Answer:
Concave Upward: (0,2), (4,6), (7,12) (even though the slope changes at x = 9, the slope is still increasing from 9 to 12; notice its upward curve)
Concave Downward: (2, 4), (6, 7)
Inflection Points: (2,2), (4,2), (6,2), (7,3)
Step-by-step explanation:
Recall that concave upward is when the slope is increasing, and concave downward is when the slope is decreasing.
It seems that from your answers (for part a), you are looking for when the slope changes from positive to negative (and vice versa). These two things (the rate of change of the slope and the sign of the slope) are critically different, but are easy to confuse.

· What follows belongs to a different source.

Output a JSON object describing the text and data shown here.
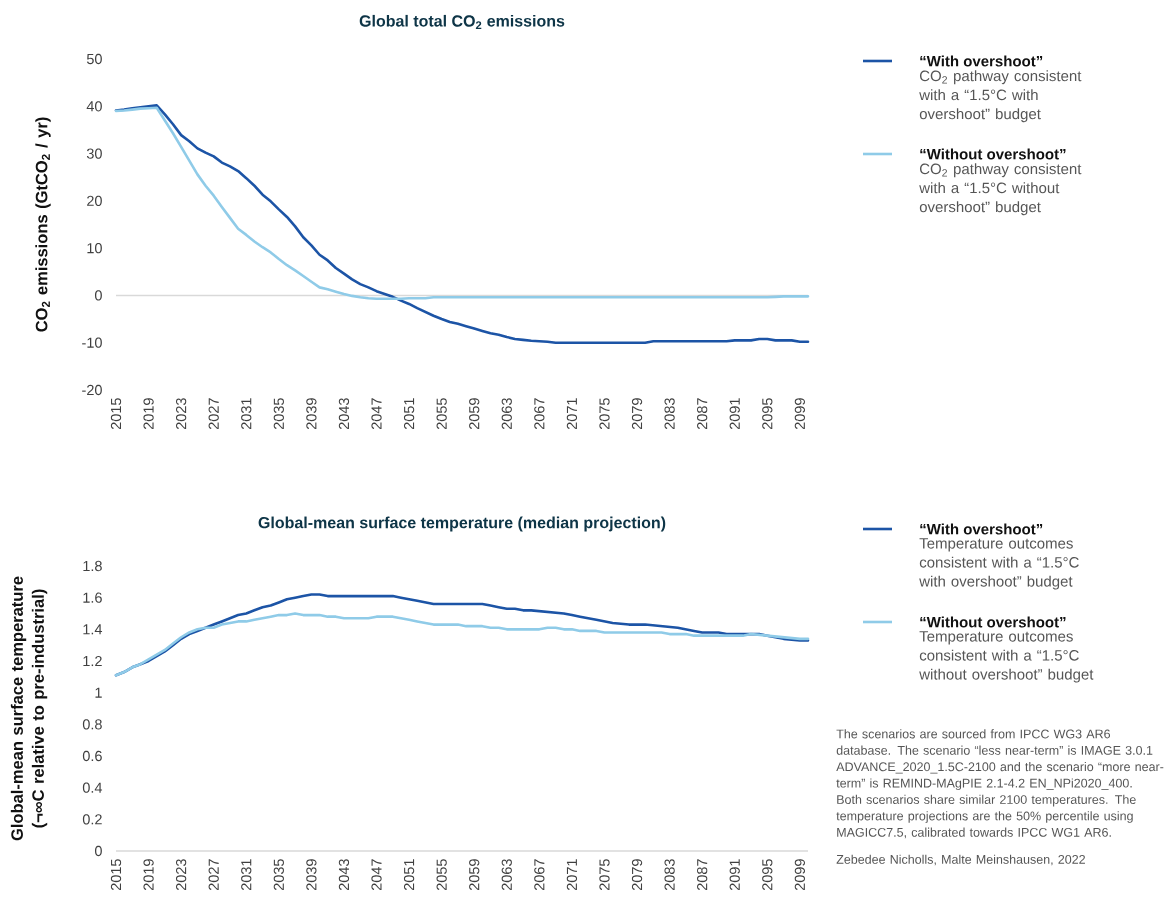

In other words, you're basing your answers off of maxima and minima (high points and low points on the graph).
What you really want to base your answers on are inflection points, which are points where the slope goes from becoming increasingly more negative/positive to the other.
For example, look at x = 2 on the graph. If we draw a line tangent to the graph for every x, we will see that the line will become steeper and steeper until we reach x = 2, where it will slowly start to taper off until it becomes flat at x = 3. I encourage you to look up some videos on the topic of concavity, they will show it better then I could.
If you can't do that, you can use a ruler to visualize the tangent line as you move it across the graph. When you have to start turning the ruler in the opposite direction to keep it tangent to the graph, you found an inflection point.
Inflection points are points that are on the graph, so I encourage you to keep that in mind when you are answering problems similar to that in part b.
Here is a useful resource: https://www.mathsisfun.com/calculus/concave-up-down-convex.html
Best of luck!